How Does Quantization Affect Multilingual LLMs? (2407.03211v2)

Published 3 Jul 2024 in cs.CL and cs.LG

Abstract: Quantization techniques are widely used to improve inference speed and deployment of LLMs. While a wide body of work examines the impact of quantization on LLMs in English, none have evaluated across languages. We conduct a thorough analysis of quantized multilingual LLMs, focusing on performance across languages and at varying scales. We use automatic benchmarks, LLM-as-a-Judge, and human evaluation, finding that (1) harmful effects of quantization are apparent in human evaluation, which automatic metrics severely underestimate: a 1.7% average drop in Japanese across automatic tasks corresponds to a 16.0% drop reported by human evaluators on realistic prompts; (2) languages are disparately affected by quantization, with non-Latin script languages impacted worst; and (3) challenging tasks like mathematical reasoning degrade fastest. As the ability to serve low-compute models is critical for wide global adoption of NLP technologies, our results urge consideration of multilingual performance as a key evaluation criterion for efficient models.

PDF HTML Abstract

The Impact of Quantization on Multilingual LLMs

In the paper titled "How Does Quantization Affect Multilingual LLMs?", Marchisio et al. delve into the nuanced effects of quantization on LLMs that support multiple languages. The authors systematically evaluate quantized multilingual LLMs, focusing on performance degradation across different languages and scales using automatic benchmarks, LLM-as-a-Judge methods, and human evaluations. The paper is novel in its broad assessment of how quantization influences the multilingual capabilities of contemporary LLMs.

Key Findings

The paper presents several crucial findings regarding the quantization of multilingual LLMs:

Underestimation by Automatic Metrics:
- It is shown that automatic evaluation benchmarks significantly underestimate the detrimental effects of quantization. For instance, a performance drop of 1.7% in Japanese tasks (evaluated automatically) corresponds to a notable 16.0% drop when assessed through human evaluation.
Variable Impact by Language:
- Quantization impacts languages disparately, with non-Latin script languages suffering the most. The paper reports a relative performance drop of -0.7% for Latin-script languages compared to -1.9% for non-Latin scripts when utilizing a 103 billion parameter model.
Degradation in Challenging Tasks:
- Certain complex tasks degrade faster due to quantization. Mathematical reasoning tasks, for example, show severe performance declines—the 35 billion parameter model experiences a significant drop of -13.1% in mathematical reasoning ability when quantized.
Quantization occasionally offers benefits:
- In some cases, quantization slightly improves model performance. The 35 billion parameter model showed an average performance boost of 1.3% when quantized with W8A8.

Implications

The practical implications of these findings are significant, especially considering the trade-offs in deploying LLMs in resource-constrained environments. Quantization is a key technique enabling the deployment of LLMs on devices with limited computational power. However, this paper shows that while quantization can maintain or even enhance performance in certain scenarios, it often results in considerable degradation, notably for complex tasks and non-Latin script languages.
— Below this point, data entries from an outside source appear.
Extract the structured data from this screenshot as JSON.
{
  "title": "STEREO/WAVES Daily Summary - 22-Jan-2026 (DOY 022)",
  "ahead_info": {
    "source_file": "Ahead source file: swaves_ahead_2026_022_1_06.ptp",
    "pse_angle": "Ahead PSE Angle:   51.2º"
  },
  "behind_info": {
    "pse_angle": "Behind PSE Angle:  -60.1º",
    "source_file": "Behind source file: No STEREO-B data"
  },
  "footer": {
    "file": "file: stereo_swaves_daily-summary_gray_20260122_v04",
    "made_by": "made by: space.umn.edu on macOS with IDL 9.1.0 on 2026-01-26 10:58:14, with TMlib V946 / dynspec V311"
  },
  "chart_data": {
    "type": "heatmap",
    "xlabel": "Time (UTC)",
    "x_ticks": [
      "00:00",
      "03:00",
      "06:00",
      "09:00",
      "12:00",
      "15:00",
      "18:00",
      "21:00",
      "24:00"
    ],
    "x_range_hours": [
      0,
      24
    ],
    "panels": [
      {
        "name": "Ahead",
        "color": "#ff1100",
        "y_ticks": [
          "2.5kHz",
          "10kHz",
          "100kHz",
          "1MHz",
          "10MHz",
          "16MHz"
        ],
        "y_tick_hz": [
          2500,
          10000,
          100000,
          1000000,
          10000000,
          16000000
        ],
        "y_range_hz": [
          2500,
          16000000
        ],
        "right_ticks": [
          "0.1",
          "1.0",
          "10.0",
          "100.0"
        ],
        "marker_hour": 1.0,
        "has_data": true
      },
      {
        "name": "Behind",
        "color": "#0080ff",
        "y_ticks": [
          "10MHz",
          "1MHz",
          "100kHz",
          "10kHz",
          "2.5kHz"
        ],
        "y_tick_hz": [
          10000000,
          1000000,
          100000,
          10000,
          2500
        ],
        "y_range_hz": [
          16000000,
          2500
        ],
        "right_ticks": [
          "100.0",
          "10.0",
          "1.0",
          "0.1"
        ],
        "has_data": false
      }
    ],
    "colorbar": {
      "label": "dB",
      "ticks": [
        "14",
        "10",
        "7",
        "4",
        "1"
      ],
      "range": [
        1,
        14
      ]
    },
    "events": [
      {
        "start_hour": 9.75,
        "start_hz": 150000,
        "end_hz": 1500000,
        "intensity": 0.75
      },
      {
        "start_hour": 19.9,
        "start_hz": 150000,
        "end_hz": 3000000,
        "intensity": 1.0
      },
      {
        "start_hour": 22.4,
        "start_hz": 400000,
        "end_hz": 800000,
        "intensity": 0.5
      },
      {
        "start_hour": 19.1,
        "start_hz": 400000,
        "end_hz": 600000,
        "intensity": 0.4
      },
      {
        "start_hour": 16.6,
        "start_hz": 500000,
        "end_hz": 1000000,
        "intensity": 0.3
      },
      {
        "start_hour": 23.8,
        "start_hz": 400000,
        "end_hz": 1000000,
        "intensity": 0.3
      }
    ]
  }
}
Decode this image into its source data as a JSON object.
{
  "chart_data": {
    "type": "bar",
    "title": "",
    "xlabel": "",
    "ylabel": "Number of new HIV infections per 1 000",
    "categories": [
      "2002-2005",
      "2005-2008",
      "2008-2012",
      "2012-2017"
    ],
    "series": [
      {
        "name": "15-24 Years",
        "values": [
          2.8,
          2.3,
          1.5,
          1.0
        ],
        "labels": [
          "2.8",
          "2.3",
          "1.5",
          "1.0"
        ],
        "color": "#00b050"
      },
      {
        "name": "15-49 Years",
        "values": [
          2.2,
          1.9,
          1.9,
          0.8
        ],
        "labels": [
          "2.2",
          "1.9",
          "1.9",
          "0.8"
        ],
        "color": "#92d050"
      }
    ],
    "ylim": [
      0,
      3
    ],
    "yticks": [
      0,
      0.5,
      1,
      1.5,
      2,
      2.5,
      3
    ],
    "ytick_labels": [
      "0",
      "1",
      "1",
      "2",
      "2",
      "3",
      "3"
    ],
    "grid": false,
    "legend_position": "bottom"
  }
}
From a theoretical perspective, the research emphasizes the critical need for language-specific considerations when applying quantization. The disproportionate impact on non-Latin script languages points toward inherent biases in model design and pre-training that favor Latin-script languages. Furthermore, the variability in degradation across different language tasks suggests that model architects and practitioners should focus on developing more nuanced quantization techniques that consider linguistic diversity.

Future Directions

The findings pave the way for future research that can address the identified shortcomings:

Advanced quantization techniques: Future studies could develop and refine quantization methods to mitigate the identified performance issues, particularly the significant drops observed in human evaluations for non-Latin scripts.
Multilingual-aware training: Incorporating multilingual awareness in the training phase can potentially reduce the disparity in performance drops among different languages.
Exploration of post-training quantization strategies: Given that post-training quantization methods like SmoothQuant and group-wise scaling showed varying degrees of efficacy, further exploration in this domain is warranted. The surprising results on cross-lingual language confusion, for instance, highlight the need for targeted enhancements in quantization strategies.

Conclusion

Marchisio et al.'s work underscores the intricacies and essential considerations when applying quantization to multilingual LLMs. By delivering a comprehensive analysis that spans multiple languages and tasks, the paper highlights the considerable variation in quantization’s impact, urging a cautious and informed approach to deploying quantized LLMs globally. The findings call for a reassessment of model design choices to ensure fair and efficient multilingual performance, making a compelling case for continued research in this important area.